Primeira noite de Rosh Hashanah num ano em que todos os dias são 7 de Outubro. O rabi fez uma anedota acerca de um padre. Gostava de a recordar, sei que ri como todos, mas a piada diluiu-se nos meus pensamentos num salão cheio e mergulhado numa sinfonia de sons entre as orações e canções do rabi, as conversas ao meu lado entre quem não se via há muito, os gritinhos das crianças a rodopiarem por entre os nossos joelhos, as mãos a segurar os livros, os olhos de um homem que passou por mim, duas pessoas de mão dada durante toda a cerimónia, a rapariga belíssima de ar grave com o cabelo a escorrer em cascata negra.
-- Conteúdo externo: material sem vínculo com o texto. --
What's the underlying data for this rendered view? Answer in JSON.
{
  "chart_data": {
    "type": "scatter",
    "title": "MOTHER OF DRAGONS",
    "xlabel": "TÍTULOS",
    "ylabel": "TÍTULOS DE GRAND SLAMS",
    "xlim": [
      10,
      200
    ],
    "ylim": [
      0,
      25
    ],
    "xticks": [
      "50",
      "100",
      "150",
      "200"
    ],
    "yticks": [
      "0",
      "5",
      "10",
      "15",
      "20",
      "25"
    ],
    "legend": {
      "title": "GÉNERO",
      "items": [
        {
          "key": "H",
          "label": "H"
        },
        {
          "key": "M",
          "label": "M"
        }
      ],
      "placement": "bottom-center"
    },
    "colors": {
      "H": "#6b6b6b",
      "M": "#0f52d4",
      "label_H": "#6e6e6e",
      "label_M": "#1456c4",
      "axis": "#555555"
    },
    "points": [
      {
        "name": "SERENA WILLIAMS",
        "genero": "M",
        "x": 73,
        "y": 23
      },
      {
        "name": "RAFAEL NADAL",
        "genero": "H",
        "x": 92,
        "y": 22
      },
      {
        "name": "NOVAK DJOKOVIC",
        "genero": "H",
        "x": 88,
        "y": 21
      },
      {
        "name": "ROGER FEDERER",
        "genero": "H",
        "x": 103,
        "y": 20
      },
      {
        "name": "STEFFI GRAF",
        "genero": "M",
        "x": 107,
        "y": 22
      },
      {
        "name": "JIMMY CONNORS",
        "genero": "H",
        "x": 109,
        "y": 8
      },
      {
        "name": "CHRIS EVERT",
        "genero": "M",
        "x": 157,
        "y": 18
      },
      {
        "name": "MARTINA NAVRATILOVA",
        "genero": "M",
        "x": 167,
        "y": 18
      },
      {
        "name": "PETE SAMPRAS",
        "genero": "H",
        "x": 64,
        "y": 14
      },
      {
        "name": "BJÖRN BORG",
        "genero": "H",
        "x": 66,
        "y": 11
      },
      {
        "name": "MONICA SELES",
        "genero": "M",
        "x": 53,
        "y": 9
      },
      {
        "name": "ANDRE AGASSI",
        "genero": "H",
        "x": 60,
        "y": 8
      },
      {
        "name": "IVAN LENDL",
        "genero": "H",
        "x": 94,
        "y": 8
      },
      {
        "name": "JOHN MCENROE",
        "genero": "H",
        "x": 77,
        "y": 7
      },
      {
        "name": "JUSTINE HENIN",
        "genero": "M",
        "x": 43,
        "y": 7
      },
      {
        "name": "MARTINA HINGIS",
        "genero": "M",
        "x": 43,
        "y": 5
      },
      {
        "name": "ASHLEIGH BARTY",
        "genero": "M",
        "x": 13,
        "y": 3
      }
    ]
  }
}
Os nossos passos levam-nos até Habima Square onde paramos para jantar. O calor envolve-nos na esplanada rodeada pelos edifícios do Teatro Nacional e da Orquestra Filarmónica de Israel. Enquanto bebemos um vinho branco e aguardamos a refeição, pessoas a carregar bandeiras passam pela praça a caminho da manifestação, crianças correm à volta da fonte, ouvem-se grilos. Conto a N. a minha viagem ao sul, ao pinhal do massacre, ao cemitério dos carros, a noite passada no kibbutz. Sa'ar é uma comunidade religiosa, sobreviveu. Todos os kibbutzim religiosos sobreviveram, os seculares foram arrasados. Há quem veja neste evento um sinal, outros dizem que se deve apenas à questão das comunidades religiosas serem fechadas, portões e guardas, segurança mais apertada. A única certeza é que foi assim que aconteceu.
Si vis pacem, para bellum. Se queres a paz, prepara-te a guerra. Frase de Flavio Vegecio, escritor do Império Romano no século IV e figura próxima do Imperador, que expressa a ideia que só uma sociedade forte encontra-se menos susceptível de ser atacada pelos seus inimigos. A frase de Vegecio provem da sua obra Epitoma Rei Militaris, Compêndio Militar, um texto que sobreviveu na sua versão integral até aos nossos tempos, e assim ainda podemos ler – 'A vitória na guerra não depende completamente do número ou do simples valor; somente a destreza e a disciplina a assegurarão. Podemos confirmar que os romanos deveram a conquista do mundo a nenhuma outra causa do que o contínuo treino militar, a exacta observância da disciplina nos seus acampamentos e o perseverante cultivo das outras artes da guerra'.
N., que cresceu na comunidade ortodoxa, entre a Europa e Israel, que estudou e foi preparada para casar com um rabi, acabou por sair da comunidade e viver uma década enquanto secular. Agora prepara o regresso. Diz-me que tudo estava escrito e todos o esperavam – um tempo que divide, os muitos destinados a morrer, os que vão partir e os outros na vasta diáspora pela terra que vão sentir a urgência de regressar. Regressar a casa mesmo que pisem a terra pela primeira vez. O meu tempo parou, embora tudo ao redor continuasse a fluir, a terra continuou o seu movimento, o empregado passou com uma bandeja com vinho e copos, e pensei nas dezenas, centenas de pessoas, serão milhares, que conheci e soube no último ano que venderam tudo, largaram empregos e projectos de vida, meteram tudo em malas, as crianças às cavalitas, e regressaram a casa, a casa em guerra. Que estou também eu a fazer nesta praça e nesta cidade que já chamo de casa depois de todas as guerras que travei?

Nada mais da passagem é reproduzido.